Amazon (AMZN) inventory is holding onto an 8% loss late into Friday’s morning session, the primary common session since CEO Andy Jassy launched the corporate’s fourth-quarter outcomes. Regardless of a beat on the income aspect, the market was startled by a $0.01 miss on adjusted earnings per share (EPS) and Jassy’s steerage for $200 billion in capex this 12 months, the best stage amongst all Magnificent 7 shares.
The Lion’s share of that capex determine goes towards the buildout of AI-focused knowledge facilities for Amazon Net Providers’ (AWS) cloud enterprise, however the steerage was $44 billion forward of the place the Road had been guessing. Overtaking Alphabet’s (GOOGL) $180 billion steerage, analysts fear it is going to push Amazon into detrimental free money circulation by year-end.
The broader fairness market has gained floor on Friday following a stark three-day sell-off. All three main US indices (S&P 500, NASDAQ Composite and Dow Jones Industrial Common) have risen greater than 1% on the time of writing because the Dow takes the lead, up 1.77%.
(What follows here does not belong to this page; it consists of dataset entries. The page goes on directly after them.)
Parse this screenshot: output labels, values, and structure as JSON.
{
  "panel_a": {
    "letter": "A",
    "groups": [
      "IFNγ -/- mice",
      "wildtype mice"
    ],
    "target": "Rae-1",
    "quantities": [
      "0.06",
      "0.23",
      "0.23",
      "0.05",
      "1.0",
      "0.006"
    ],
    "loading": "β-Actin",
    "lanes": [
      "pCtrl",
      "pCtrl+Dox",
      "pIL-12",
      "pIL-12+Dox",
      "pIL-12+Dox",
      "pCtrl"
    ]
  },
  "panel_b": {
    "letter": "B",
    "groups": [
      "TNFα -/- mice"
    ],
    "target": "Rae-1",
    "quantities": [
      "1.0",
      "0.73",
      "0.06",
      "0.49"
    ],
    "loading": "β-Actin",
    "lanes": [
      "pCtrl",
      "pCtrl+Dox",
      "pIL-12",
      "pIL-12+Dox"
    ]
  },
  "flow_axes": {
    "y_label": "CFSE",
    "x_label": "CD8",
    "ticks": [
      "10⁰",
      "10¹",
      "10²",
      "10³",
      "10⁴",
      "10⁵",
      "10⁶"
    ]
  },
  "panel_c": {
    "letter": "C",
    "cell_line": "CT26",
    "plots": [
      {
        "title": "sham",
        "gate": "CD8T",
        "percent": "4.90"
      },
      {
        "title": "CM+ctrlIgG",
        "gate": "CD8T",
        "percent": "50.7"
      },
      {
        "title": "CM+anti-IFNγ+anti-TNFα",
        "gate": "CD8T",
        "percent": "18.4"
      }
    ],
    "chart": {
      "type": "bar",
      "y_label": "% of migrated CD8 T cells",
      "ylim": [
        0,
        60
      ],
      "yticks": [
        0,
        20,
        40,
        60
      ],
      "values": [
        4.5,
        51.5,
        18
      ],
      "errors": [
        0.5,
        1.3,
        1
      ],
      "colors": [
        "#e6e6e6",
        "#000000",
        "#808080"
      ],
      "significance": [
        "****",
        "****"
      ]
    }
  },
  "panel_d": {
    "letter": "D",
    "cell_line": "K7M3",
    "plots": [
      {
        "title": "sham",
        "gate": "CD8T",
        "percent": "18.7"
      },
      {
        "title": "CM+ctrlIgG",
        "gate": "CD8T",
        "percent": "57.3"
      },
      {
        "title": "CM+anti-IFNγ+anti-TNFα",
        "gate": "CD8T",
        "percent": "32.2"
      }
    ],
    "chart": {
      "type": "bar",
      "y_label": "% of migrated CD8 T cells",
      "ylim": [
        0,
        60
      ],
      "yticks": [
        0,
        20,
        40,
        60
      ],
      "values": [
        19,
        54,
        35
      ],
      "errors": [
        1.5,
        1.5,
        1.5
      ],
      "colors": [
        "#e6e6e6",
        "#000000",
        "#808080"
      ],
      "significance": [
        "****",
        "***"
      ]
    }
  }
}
Amazon’s $200 billion AI spending spree clouds first rate quarter
Within the fourth quarter, Amazon earned $1.95 in adjusted EPS, up 5% YoY, on $213.4 billion in internet gross sales, up 14% YoY. Whereas the revenue determine was slightly below consensus and the web income determine was $2.2 billion above it, the market discovered neither spectacular.
AWS grew income 24% YoY to $35.6 billion, however margins contracted within the cloud enterprise.
What’s extra, free money circulation cratered to $11.2 billion from $38.2 billion one 12 months in the past. That is principally blamed on the $125 billion that Amazon spent on capex final 12 months. With the outlook calling for an additional $200 billion this 12 months, Wall Road expects that determine to go detrimental.
For his half, CEO Jassy advised the corporate would see enhancing Return on Invested Capital (ROIC) from Amazon’s large knowledge middle onslaught within the years to return. He pointed to new contracts with “OpenAI, Visa, the NBA, BlackRock, Perplexity, Lyft, United Airways, DoorDash, Salesforce, U.S. Air Power, Adobe, Thomson Reuters, AT&T, S&P World, Nationwide Financial institution of Canada, London Inventory Trade Group, Alternative Inns, Accenture, Certainly, HSBC and CrowdStrike.”
In fact, Amazon’s proximity to OpenAI is one thing of a legal responsibility since Google’s Gemini platform has begun rising quicker than it. Over the previous week, Nvidia scaled down its $100 billion funding in OpenAI to $20 billion because the latter has misplaced its aura as the massive language mannequin (LLM) chief.
Moreover, Jassy expects to see heavier demand because of the hyperscaler’s providing of proprietary chip platforms, together with the Trainium2, Trainium3 and Gravitron5 merchandise. Wanting forward, Jassy pointed to the Trainium4 providing arriving on-line in 2027 “with 6 occasions the FP4 compute efficiency, 4 occasions extra reminiscence bandwidth, and a couple of occasions extra excessive reminiscence bandwidth capability than Trainium3.”
RBC Capital analyst Brad Erickson was not dismayed by the quarterly consequence. “It stays probably the most underappreciated mega-cap in our area, the place we preserve excessive conviction in AI management materializing over time amidst rising ROIC justification.” RBC reiterated its Outperform score on AMZN and $300 worth goal.
Morgan Stanley and Wedbush Securities even have $300 worth targets on AMZN, whereas Financial institution of America lowered its worth goal barely to $275.
Amazon inventory technical evaluation
Amazon inventory has left the 200-day Easy Shifting Common (SMA) far behind with Friday’s 8% plunge. The inventory has clearly entered bear market standing, and merchants will count on this sell-off to proceed earlier than consolidation emerges.
The closest space of historic help is the Might 23, 2025, low at $197.85, which lies just some proportion factors decrease from the $204 space it treads on Friday. That worth stage is sort of a given.
However any break of $197.85 may ship AMZN hurtling towards 2024 helps at $176.92 and $166.32. Both method, bulls ought to count on this bear market to final at the least 1 / 4 and possibly longer, significantly if OpenAI’s standing deteriorates any extra.

Yr so far, nonetheless, Amazon inventory’s -9% loss remains to be performing higher than Microsoft (MSFT), which options an infinite backlog from OpenAI initiatives, in addition to Oracle (ORCL), which has been struggling for months.